We will define this function as a nested part of another function so that we can set schema as an argument and not repeat it every time. It is not ideal as the safeguarding mechanism is not too smart - some refs are still not replaced because the nesting is too deep (for example in AWS::WAFv2::WebACL).

def inline_definitions(schema: dict) -> dict:
    # Nested function
    def replace_ref(obj, seen: set):
        # Check if the object is a map
        if isinstance(obj, dict):
            # If this dict is simply a reference to a definition, find it in the schema
            # and copy it over. Also keep the $ref key to remember what was this about.
            if '$ref' in obj:
                ref = obj['$ref'].split('/')[-1]

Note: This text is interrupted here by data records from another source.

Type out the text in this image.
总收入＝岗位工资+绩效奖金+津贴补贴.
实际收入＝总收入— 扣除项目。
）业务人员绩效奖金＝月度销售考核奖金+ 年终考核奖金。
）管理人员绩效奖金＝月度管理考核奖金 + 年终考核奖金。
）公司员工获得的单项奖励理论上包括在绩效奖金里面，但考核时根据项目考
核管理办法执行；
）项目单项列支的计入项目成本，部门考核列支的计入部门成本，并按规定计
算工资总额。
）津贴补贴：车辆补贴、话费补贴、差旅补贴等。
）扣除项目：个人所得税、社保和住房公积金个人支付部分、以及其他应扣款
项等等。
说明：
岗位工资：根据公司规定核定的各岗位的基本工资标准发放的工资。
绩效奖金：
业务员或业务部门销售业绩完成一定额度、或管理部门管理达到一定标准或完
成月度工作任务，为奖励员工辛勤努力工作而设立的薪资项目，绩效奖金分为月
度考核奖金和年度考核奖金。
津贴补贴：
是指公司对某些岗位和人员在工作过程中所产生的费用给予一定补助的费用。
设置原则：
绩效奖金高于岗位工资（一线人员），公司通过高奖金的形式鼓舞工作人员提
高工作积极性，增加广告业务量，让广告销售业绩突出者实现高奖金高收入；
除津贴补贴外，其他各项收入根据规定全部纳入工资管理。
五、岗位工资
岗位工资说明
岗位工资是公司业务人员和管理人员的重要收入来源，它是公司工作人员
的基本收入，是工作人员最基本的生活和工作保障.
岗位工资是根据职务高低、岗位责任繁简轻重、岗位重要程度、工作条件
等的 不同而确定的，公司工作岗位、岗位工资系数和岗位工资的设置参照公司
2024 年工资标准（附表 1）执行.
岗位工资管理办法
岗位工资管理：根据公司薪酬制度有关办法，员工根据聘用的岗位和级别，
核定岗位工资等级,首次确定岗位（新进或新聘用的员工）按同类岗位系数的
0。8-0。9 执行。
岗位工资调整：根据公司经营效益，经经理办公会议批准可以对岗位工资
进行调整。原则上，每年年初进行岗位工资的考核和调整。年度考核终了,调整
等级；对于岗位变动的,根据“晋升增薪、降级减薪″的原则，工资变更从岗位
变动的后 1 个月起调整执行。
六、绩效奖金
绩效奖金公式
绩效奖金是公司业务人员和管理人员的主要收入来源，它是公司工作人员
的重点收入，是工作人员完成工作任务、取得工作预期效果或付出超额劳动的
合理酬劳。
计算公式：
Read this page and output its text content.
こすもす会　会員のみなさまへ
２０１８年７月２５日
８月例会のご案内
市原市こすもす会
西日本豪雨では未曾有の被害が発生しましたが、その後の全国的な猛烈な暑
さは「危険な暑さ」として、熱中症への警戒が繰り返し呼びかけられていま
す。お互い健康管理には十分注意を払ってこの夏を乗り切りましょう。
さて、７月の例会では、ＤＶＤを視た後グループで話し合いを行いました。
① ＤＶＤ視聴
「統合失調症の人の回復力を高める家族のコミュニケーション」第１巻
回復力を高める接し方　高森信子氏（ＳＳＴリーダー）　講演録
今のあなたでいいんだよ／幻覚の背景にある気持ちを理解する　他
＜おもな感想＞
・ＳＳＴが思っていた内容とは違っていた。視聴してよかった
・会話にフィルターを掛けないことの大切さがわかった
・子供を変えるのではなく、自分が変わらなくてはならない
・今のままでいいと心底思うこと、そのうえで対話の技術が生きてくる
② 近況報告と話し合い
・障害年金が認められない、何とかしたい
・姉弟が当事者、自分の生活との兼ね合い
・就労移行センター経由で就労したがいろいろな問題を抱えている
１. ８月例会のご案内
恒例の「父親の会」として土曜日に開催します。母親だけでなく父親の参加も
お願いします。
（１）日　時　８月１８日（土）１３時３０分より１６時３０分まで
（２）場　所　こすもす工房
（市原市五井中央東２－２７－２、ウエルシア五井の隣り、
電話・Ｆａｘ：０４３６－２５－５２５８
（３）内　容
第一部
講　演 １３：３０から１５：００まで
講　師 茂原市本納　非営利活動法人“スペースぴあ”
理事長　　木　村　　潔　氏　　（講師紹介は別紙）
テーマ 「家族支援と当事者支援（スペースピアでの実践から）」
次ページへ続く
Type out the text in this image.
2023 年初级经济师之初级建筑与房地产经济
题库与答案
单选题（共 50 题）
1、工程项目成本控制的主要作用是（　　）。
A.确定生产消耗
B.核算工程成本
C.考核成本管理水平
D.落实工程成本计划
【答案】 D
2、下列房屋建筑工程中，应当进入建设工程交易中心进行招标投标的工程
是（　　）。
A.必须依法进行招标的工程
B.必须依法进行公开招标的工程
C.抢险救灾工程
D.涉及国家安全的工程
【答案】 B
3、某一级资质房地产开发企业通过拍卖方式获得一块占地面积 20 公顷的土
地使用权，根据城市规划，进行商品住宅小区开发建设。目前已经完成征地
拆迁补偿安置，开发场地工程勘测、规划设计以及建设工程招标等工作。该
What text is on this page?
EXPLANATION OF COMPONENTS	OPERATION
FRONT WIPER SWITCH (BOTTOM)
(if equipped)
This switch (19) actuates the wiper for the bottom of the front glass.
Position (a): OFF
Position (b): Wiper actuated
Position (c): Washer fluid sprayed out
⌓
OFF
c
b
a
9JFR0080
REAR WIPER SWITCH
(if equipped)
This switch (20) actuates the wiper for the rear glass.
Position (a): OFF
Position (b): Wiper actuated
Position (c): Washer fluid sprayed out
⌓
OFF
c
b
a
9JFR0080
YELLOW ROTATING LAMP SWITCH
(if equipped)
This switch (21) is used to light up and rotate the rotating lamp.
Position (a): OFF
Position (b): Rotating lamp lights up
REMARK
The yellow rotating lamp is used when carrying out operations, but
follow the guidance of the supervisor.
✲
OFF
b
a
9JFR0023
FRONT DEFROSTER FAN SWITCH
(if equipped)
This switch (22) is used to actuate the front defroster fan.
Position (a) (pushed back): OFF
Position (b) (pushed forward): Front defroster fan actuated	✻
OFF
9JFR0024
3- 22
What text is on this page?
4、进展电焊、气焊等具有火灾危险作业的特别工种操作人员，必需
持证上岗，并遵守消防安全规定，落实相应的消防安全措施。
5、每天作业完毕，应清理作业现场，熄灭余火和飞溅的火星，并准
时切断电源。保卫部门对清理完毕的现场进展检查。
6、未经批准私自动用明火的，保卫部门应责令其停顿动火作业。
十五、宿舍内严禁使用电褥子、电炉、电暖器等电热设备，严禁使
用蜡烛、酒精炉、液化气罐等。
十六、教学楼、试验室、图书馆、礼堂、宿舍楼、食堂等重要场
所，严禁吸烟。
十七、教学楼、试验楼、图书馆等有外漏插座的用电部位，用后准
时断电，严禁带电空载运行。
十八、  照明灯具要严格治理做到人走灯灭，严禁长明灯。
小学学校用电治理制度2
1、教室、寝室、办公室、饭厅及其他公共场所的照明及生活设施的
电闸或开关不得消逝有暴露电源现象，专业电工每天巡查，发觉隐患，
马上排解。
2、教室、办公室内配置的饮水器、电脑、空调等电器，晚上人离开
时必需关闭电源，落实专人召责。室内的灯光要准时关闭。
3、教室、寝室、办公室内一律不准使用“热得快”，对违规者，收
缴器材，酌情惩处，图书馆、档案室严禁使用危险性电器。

                # If we are too deeply nested, just return the ref value to the type and skip
                if len(seen) > 4:
                    print(f"Warning: references got deeper than 4 levels ({seen}) in {schema['typeName']}")
                    return {"Ref": "::".join(seen)}

                if ref in schema.get('definitions', {}) and ref not in seen:
                    seen.add(ref)
                    inlined: dict = {'$ref': ref} # Keep the address in the $ref key
                    definition = schema['definitions'][ref].copy()
                    definition = replace_ref(definition, seen) # Replace recursively
                    inlined.update(definition)
                    seen.pop()
                    return inlined
            # Otherwise, recursively run this function through the entire definition
            return { k: replace_ref(v, seen) for k, v in obj.items() }
        elif isinstance(obj, list):
            # Recursively run this if the definition is a list of referenced objects
            return [ replace_ref(item, seen) for item in obj ]
        else:
            return obj
    # Body of inline_definitions
    inlined_schema = schema.copy()
    inlined_schema['properties'] = replace_ref( inlined_schema.get('properties', {}), set() )
    inlined_schema.pop('definitions', None)
    return inlined_schema

That way we can prepare the schema even further and make it more usable for the AI agent. The CORS configuration example after applying this function will look like this:

  CorsConfiguration:
    $ref: CorsConfiguration
    type: object
    additionalProperties: false
    properties:
      CorsRules:
        type: array
        uniqueItems: true
        insertionOrder: true
        items:
          $ref: CorsRule
          type: object
      ...
      description: Describes the cross-origin access configuration for objects in an Amazon S3 bucket. For more information, see [Enabling Cross-Origin Resource Sharing](https://docs.aws.amazon.com/AmazonS3/latest/dev/cors.html) in the *Amazon S3 User Guide*.

There are other transformations that you can still apply, such as removing links and shortening some values but I will give it to you as homework assignment.